Мое появление было столь неожиданным, что напугало их; кто-то схватился за оружие.
- Свой! Свой! - закричал я. - Львов, неужели не узнаешь?! Я летчик Кудрин!
Но даже и после этого он не сразу признал меня. Однако его слова поразили меня не меньше, чем его самого:
- Кудрин, неужели это ты? А ведь мы тебя в Ельце похоронили!
Вот что рассказал Львов. Почти одновременно с моей машиной и в том же самом месте кулацкие банды захватили грузовую автомашину, шедшую из Задонска в Елец. На ней ехала группа летчиков и механиков с двумя пулеметами. Когда их окружили, они оказали отчаянное сопротивление, но были схвачены, убиты и зверски обезображены. Очевидно, в одном из убитых кто-то признал меня. Об этом сообщили в отряд и в Москву, в Главвоздухофлот.
Крикнув Львову, что здесь находится мой товарищ, я бросился в амбар. Зайцев был едва живой, но в сознании. Не в силах подняться с земли, он обнимал ноги окруживших его бойцов. Его взяли на руки и вынесли из амбара.
В тот же день меня и Зайцева отвезли в Елец, но отряда своего мы там уже не застали.
«30 сентября особый Московский выехал из Ельца в Тулу», - гласит один из архивных документов. Здесь же мы находим и другой текст донесения начальника авиагруппы:
«Московский отряд работал хорошо, но понес большие потери. Герасимов и Братолюбов с Мининым и Гореловым не вернулись с разведки. Тов. Кудрин расстрелян вблизи Ельца. С ним же расстреляны 5 мотористов [83] 1-го отряда и военные летчики Сатунин и Гуртынь. Московский отряд направлен в Москву…»
В Туле на одном из путей забитого составами железнодорожного узла я нашел свой эшелон.
В тот же день по прямому проводу начальник группы передал Авиадарму:
«Военный летчик Кудрин Московского отряда с фуражиром Зайцевым вернулись живыми, но здорово избитые».
День 4 октября 1919 года остался в памяти как один из счастливейших в моей жизни. Однако я не знал, что этот день был последним для Братолюбова и Герасимова. После моего возвращения у многих появилась надежда, что так же, как и я, вернутся и они.
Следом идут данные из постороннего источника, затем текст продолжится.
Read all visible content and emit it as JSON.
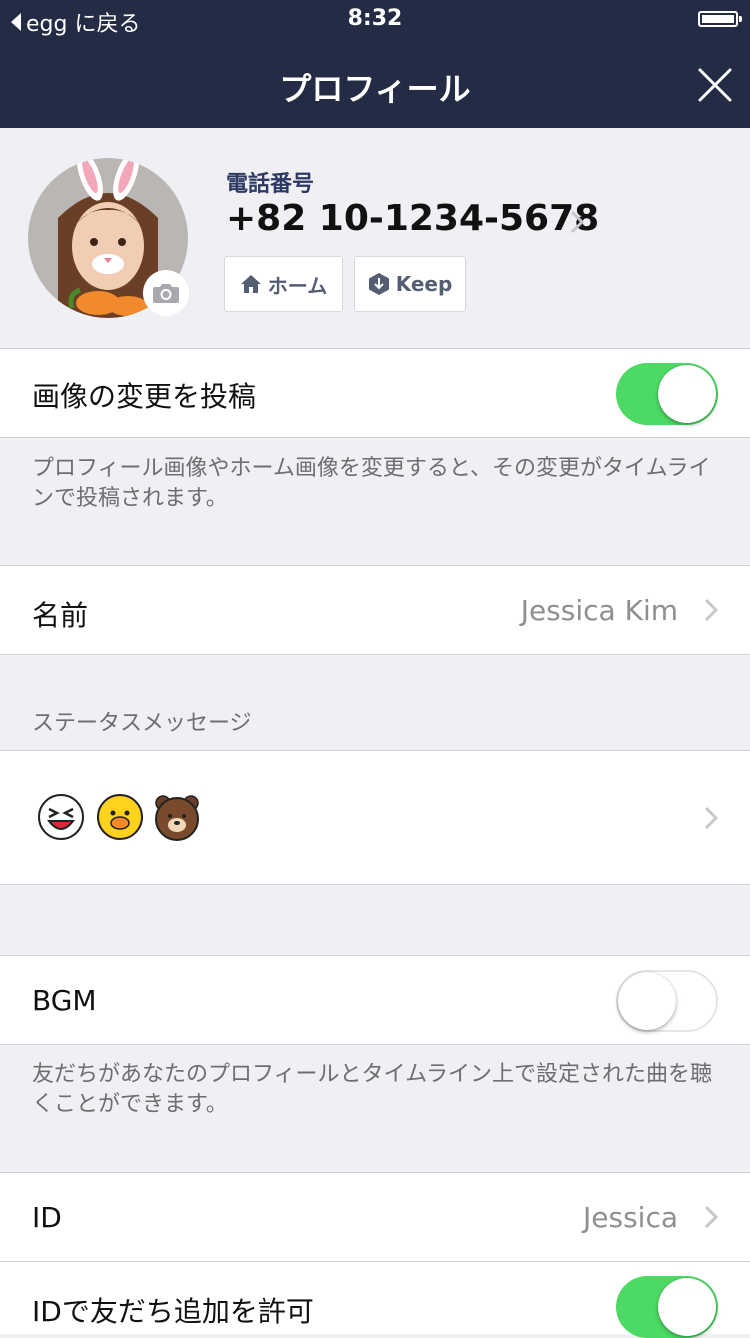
{
  "status_bar": {
    "back_label": "egg に戻る",
    "time": "8:32"
  },
  "nav": {
    "title": "プロフィール"
  },
  "profile": {
    "phone_label": "電話番号",
    "phone_number": "+82 10-1234-5678",
    "home_button": "ホーム",
    "keep_button": "Keep"
  },
  "settings": {
    "post_image_change": {
      "label": "画像の変更を投稿",
      "enabled": true
    },
    "post_image_note": "プロフィール画像やホーム画像を変更すると、その変更がタイムラインで投稿されます。",
    "name": {
      "label": "名前",
      "value": "Jessica Kim"
    },
    "status_message_header": "ステータスメッセージ",
    "status_message_stickers": [
      "face-sticker-icon",
      "chick-sticker-icon",
      "bear-sticker-icon"
    ],
    "bgm": {
      "label": "BGM",
      "enabled": false
    },
    "bgm_note": "友だちがあなたのプロフィールとタイムライン上で設定された曲を聴くことができます。",
    "id": {
      "label": "ID",
      "value": "Jessica"
    },
    "allow_add_by_id": {
      "label": "IDで友だち追加を許可",
      "enabled": true
    }
  },
  "colors": {
    "nav_bg": "#232c44",
    "toggle_on": "#4cd964",
    "phone_label": "#2c3a63"
  }
}
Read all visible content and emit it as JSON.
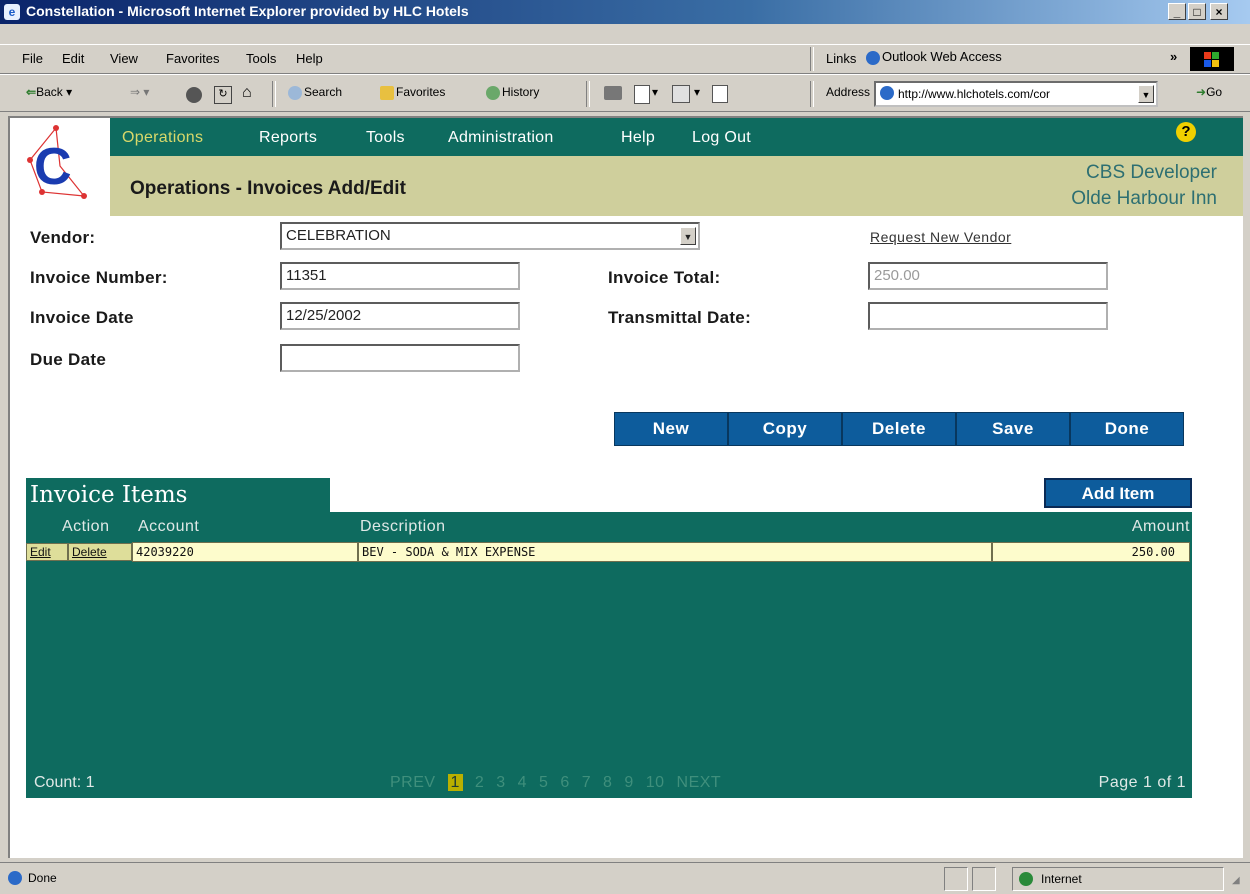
{
  "window": {
    "title": "Constellation - Microsoft Internet Explorer provided by HLC Hotels",
    "buttons": {
      "minimize": "_",
      "maximize": "□",
      "close": "×"
    }
  },
  "menu": {
    "items": [
      "File",
      "Edit",
      "View",
      "Favorites",
      "Tools",
      "Help"
    ],
    "links_label": "Links",
    "links_item": "Outlook Web Access",
    "chevron": "»"
  },
  "toolbar": {
    "back": "Back",
    "search": "Search",
    "favorites": "Favorites",
    "history": "History",
    "address_label": "Address",
    "address_value": "http://www.hlchotels.com/cor",
    "go": "Go"
  },
  "app": {
    "nav": [
      "Operations",
      "Reports",
      "Tools",
      "Administration",
      "Help",
      "Log Out"
    ],
    "help_icon": "?",
    "page_title": "Operations - Invoices Add/Edit",
    "user_name": "CBS Developer",
    "hotel_name": "Olde Harbour Inn"
  },
  "form": {
    "vendor_label": "Vendor:",
    "vendor_value": "CELEBRATION",
    "request_vendor": "Request New Vendor",
    "invoice_number_label": "Invoice Number:",
    "invoice_number_value": "11351",
    "invoice_total_label": "Invoice Total:",
    "invoice_total_value": "250.00",
    "invoice_date_label": "Invoice Date",
    "invoice_date_value": "12/25/2002",
    "transmittal_date_label": "Transmittal Date:",
    "transmittal_date_value": "",
    "due_date_label": "Due Date",
    "due_date_value": ""
  },
  "actions": {
    "new": "New",
    "copy": "Copy",
    "delete": "Delete",
    "save": "Save",
    "done": "Done"
  },
  "items": {
    "tab_title": "Invoice Items",
    "add_item": "Add Item",
    "columns": {
      "action": "Action",
      "account": "Account",
      "description": "Description",
      "amount": "Amount"
    },
    "rows": [
      {
        "edit": "Edit",
        "delete": "Delete",
        "account": "42039220",
        "description": "BEV - SODA & MIX EXPENSE",
        "amount": "250.00"
      }
    ],
    "count": "Count: 1",
    "pager": {
      "prev": "PREV",
      "pages": [
        "1",
        "2",
        "3",
        "4",
        "5",
        "6",
        "7",
        "8",
        "9",
        "10"
      ],
      "next": "NEXT",
      "current": "1"
    },
    "page_info": "Page 1 of 1"
  },
  "status": {
    "left": "Done",
    "zone": "Internet"
  }
}
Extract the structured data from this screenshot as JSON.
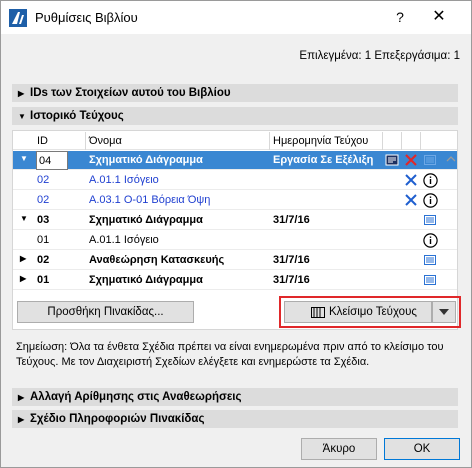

Но они не вернулись. Они погибли. Гибель их, по словам Минина и Горелова, произошла при следующих обстоятельствах.
Во время бомбежки конницы какая-то шальная пуля достала самолет Братолюбова и перебила одну из клапанных тяг мотора. Эта сорванная и болтавшаяся тяга ударила по капоту и разрезала его; винт разлетелся в мелкие щепки. Однако самолет еще держался в воздухе, и Братолюбов не потерял управления. Все, что он мог сделать в таком положении, это постараться спланировать под наивыгоднейшим углом возможно дальше от войск, которые он только что бомбил. Он так и сделал. А Герасимов, верный данному нами друг другу слову, не дрогнул, не поколебался ни на одно мгновение. Он не оставил своего товарища и командира, не отстал от него ни на шаг и вместе с ним стал снижаться. К этим двум идущим на снижение самолетам со всех сторон на полном карьере неслись казаки. Братолюбов благополучно сел. Почти одновременно с ним, не выбирая посадочной площадки, так как вопрос жизни решался считанными секундами, приземлился Герасимов. Его самолет уже останавливался рядом с самолетом Братолюбова, как в самый последний момент одно из колес наскочило на небольшую рытвину. Это был конец. Колесо подвернулось, сломалось, самолет остановился. Взлететь он уже не мог.